Course Description: This course is designed to provide students with a comprehensive understanding of participatory design methods and frameworks. This involves learning about the different ways in which researchers and community members collaborate to generate knowledge that is useful for everyone. The course will cover recommended practices for building equitable partnerships with communities, as well as methods for gathering and synthesizing data to understand community priorities. Students will also have the opportunity to reflect on how their own identity shapes their design practices. At the end of the course, students will be expected to develop a community engagement plan and research proposal.

  • CRN: 91681 (Bburg)
  • Instructor: Y. Yao
  • Area 8: Human-Computer Interaction 

Course Description

  • CRN: 91682 (Thomas)
  • Instructor: Thomas
  • Area 9: Intelligent Systems

Course Description: Humans are able to reason about how concepts read in text, heard in audio, and seen in visual content (different modalities of data) relate to one another by drawing on a learned multimodal understanding of the world. For example, reading a textual description might allow one to recognize a bird they have never seen before by drawing on a background understanding of what the color blue looks like and what a high-pitched bird call sounds like. Thus, building artificially intelligent systems capable of robust multimodal reasoning is an area of intense research interest.
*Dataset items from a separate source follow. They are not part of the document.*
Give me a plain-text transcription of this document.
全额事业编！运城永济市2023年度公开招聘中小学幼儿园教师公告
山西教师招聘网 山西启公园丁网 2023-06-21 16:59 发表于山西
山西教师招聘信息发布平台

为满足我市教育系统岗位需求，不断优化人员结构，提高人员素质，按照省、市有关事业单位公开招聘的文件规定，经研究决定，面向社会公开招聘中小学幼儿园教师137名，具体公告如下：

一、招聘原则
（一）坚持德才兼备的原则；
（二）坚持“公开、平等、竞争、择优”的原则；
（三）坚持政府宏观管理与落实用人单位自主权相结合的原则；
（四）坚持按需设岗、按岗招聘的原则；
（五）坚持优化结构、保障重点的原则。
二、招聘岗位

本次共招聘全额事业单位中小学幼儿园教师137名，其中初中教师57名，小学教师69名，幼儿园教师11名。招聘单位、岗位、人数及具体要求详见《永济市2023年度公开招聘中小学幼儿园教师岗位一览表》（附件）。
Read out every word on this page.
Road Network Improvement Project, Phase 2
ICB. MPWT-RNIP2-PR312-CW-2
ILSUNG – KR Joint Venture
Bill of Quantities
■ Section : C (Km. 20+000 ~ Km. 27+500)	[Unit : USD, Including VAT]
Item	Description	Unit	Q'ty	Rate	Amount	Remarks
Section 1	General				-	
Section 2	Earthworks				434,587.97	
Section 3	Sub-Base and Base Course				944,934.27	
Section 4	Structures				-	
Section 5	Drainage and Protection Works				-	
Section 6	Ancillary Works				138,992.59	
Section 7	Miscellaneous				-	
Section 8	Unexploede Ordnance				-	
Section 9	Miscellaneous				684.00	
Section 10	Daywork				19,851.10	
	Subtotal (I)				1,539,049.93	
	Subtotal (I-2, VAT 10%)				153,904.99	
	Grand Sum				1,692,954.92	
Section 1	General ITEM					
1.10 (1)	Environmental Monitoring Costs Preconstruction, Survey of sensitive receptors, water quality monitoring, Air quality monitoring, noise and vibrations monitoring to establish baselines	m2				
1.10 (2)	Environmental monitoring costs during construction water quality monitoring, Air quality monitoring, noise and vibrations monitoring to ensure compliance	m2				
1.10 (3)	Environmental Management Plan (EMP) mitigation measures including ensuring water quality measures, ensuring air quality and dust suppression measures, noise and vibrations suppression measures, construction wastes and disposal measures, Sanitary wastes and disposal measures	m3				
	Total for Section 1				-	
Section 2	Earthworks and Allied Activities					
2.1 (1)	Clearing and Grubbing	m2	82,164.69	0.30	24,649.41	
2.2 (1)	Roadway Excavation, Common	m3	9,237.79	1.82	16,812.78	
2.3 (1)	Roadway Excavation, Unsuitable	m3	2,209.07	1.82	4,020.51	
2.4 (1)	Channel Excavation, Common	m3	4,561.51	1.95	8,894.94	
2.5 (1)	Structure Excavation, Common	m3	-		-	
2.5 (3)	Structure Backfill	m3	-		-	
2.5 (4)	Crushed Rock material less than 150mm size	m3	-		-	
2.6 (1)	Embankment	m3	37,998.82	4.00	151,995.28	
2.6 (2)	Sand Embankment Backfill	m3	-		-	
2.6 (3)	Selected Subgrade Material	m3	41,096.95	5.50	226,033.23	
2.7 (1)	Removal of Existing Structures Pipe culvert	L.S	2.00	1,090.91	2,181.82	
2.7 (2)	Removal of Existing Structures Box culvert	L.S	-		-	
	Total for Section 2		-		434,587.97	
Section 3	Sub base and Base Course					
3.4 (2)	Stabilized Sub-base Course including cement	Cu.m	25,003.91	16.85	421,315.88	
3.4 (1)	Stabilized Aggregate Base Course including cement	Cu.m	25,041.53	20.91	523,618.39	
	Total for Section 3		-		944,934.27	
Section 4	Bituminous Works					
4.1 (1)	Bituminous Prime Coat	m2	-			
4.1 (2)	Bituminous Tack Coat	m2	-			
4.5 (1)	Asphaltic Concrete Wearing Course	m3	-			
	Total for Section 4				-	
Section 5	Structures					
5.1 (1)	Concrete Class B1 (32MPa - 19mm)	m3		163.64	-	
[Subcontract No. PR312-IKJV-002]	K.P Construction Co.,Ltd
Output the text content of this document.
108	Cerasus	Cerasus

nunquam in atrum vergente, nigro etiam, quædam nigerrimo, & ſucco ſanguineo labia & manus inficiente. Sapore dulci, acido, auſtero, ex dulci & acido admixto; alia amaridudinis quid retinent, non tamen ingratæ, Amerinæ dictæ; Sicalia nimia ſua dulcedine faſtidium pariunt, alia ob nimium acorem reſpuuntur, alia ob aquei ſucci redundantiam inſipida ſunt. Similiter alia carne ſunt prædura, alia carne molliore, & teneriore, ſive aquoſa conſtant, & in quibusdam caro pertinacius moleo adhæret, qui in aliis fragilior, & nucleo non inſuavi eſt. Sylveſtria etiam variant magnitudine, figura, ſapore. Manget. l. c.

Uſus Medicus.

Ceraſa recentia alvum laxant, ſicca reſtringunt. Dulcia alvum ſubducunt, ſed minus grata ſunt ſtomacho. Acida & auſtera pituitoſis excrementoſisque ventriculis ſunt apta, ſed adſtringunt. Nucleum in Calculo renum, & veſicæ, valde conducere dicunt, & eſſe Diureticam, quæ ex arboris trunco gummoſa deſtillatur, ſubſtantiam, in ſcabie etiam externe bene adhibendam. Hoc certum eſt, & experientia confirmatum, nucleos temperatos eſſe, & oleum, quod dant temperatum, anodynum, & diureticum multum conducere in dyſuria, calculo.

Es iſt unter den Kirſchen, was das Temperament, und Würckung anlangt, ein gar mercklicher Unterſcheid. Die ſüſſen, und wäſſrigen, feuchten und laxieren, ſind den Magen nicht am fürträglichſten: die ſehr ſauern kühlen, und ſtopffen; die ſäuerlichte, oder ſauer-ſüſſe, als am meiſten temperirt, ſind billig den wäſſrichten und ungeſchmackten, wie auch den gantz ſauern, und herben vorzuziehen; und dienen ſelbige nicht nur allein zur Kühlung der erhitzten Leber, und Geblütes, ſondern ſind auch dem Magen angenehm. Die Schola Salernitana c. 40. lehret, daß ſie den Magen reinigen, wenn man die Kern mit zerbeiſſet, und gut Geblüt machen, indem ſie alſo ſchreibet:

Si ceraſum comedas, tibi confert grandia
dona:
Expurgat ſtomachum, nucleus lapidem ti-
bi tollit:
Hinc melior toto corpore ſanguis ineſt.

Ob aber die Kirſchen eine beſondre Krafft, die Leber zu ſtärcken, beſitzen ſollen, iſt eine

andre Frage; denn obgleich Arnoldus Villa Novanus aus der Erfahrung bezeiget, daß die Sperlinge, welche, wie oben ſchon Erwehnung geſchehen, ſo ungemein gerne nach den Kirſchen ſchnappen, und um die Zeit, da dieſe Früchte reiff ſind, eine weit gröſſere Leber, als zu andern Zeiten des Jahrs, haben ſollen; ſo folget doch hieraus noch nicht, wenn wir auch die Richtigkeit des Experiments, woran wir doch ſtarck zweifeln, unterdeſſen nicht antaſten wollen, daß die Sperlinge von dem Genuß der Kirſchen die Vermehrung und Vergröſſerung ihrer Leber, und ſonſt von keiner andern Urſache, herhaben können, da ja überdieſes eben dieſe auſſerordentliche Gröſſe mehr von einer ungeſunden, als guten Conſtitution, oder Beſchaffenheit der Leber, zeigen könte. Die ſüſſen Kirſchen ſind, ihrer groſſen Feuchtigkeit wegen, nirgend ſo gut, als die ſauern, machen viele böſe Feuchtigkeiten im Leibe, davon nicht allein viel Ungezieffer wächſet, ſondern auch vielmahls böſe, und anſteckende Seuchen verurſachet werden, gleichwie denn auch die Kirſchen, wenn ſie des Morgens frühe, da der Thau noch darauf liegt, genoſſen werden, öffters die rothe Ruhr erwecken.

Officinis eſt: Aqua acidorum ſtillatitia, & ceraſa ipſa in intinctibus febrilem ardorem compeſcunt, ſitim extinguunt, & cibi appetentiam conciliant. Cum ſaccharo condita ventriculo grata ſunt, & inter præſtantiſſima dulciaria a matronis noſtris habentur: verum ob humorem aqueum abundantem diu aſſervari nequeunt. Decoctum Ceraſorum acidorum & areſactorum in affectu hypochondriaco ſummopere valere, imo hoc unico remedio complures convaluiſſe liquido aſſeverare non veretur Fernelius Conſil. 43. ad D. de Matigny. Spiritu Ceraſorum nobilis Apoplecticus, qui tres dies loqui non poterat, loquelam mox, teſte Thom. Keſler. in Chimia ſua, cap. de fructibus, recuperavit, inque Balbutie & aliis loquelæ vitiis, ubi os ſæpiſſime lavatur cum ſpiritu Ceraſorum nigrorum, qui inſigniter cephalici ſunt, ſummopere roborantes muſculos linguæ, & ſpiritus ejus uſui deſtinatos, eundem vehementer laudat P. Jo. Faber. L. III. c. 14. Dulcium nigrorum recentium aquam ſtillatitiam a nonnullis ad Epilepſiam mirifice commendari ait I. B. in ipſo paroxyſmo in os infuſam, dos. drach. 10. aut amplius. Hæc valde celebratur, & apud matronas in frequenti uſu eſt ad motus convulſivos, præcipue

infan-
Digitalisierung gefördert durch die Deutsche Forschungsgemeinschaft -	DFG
This graduate-level seminar course will introduce students to the latest research in multimodal computer vision, with a significant emphasis on vision and language. The course will feature foundational lectures, in-depth student-led presentations on state-of-the-art research, and classroom discussions. Students will complete an intensive, semester-long research project and report. A background in deep learning is strongly recommended. Example topics include representation learning, fusion, pretraining, privileged modalities, prompt learning, cross-modal retrieval, model architectures (e.g. transformers, two-stream, convolutional), attention mechanisms, zero-shot and few-shot recognition, knowledge representation, generative models, foundation models, and embodied vision.

 

  • CRN: 91776 (Bburg)
  • Instructor: D Bhattacharya
  • Area 10: Computational Biology and Bioinformatics

Course Description: This course will survey the emerging field of computational modeling of molecular structures driven by advances in artificial intelligence (AI), with an emphasis on predictive modeling. We will investigate relevant issues from interdisciplinary perspectives of macromolecular modeling and machine learning. Topics will include: deep generative modeling, language modeling of molecular sequences, macromolecular geometry learning and representation, and end-to-end learning: from sequence to structures. The course will emphasize readings in the scientific literature and novel projects.